Page MenuHomePhabricator

CI unstable/mass erroring (2019-02-17)
Closed, ResolvedPublic

Description

At this moment, CI/zuul is failing on most patches with a variety of errors like:

  • Content-Length mismatch, received $received bytes out of the expected $expected
  • SlowTimer [60000ms] at curl (this one lags CI until the tests are cancelled so patches are left untested).

Recent examples:

UBN as it blocks development.

Event Timeline

MarcoAurelio triaged this task as Unbreak Now! priority.Feb 17 2019, 6:58 PM
MarcoAurelio created this task.
greg lowered the priority of this task from Unbreak Now! to High.Feb 17 2019, 7:00 PM
greg subscribed.
18:51:10          +greg-g | hauskatze: there is still on-going maintenance with the WMCS VPS project (afaik) so there may not be anything we can do right no
                          | especially on a sunday.                                                                                                         
18:54:26          +greg-g | all of the failures I'm seeing right now (phan/seccheck) are of this type:                                                      
18:54:27          +greg-g | every Wednesday at 16:00 UTC (we always keep the meeting at 17:00 MEZ)                                                          
18:54:31          +greg-g | grr, mispaste                                                                                                                   
18:54:40          +greg-g | 18:21:08   [Composer\Downloader\TransportException]                                                                             
18:54:40          +greg-g | 18:21:08   Content-Length mismatch, received 215489 bytes out of the expected 330567                                            
18:54:59          +greg-g | that was from https://integration.wikimedia.org/ci/job/release-quibble-vendor-mysql-php70-docker/364/console, which isn't phan  
                          | related                                                                                                                         
18:55:02          +greg-g | it's composer                                                                                                                   
18:57:44          +greg-g | castor-save is having issues, which was one of the instances that was curropted by the wmcs hardware outage

Setting to high to set expectations that this may not be resolved before normal business hours. There are a multitude of confounding circumstances involved (WMCS hardware outage and the recovery there of, including castor, etc).

hashar subscribed.

Recent examples:

https://gerrit.wikimedia.org/r/#/c/mediawiki/extensions/Wikibase/+/491057/
https://gerrit.wikimedia.org/r/#/c/mediawiki/extensions/AbuseFilter/+/491059/

I have rechecked both and they passed fine. I also looked at various jobs using composer and apparently they are no more affected.
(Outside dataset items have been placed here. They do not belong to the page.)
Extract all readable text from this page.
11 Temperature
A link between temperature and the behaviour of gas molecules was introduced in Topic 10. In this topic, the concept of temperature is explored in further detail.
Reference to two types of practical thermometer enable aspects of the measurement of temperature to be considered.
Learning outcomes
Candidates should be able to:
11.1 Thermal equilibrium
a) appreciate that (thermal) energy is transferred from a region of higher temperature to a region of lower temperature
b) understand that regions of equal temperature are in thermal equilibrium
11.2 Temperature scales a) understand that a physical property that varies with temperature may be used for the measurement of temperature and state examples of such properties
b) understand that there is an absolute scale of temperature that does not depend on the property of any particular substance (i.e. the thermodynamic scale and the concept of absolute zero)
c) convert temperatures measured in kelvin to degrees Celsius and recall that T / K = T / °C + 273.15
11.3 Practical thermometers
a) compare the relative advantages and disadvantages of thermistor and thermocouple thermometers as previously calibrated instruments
Content-Length mismatch, received $received bytes out of the expected $expected
SlowTimer [60000ms] at curl (this one lags CI until the tests are cancelled so patches are left untested).

The SlowTimer would suggest an issue with packagist.org. Someone might have cleaned the CI cache which might have helped. I can't confirm which one was the root cause, I am in vacations today and can't really do the whole forensic. But it seems to be fixed now :-)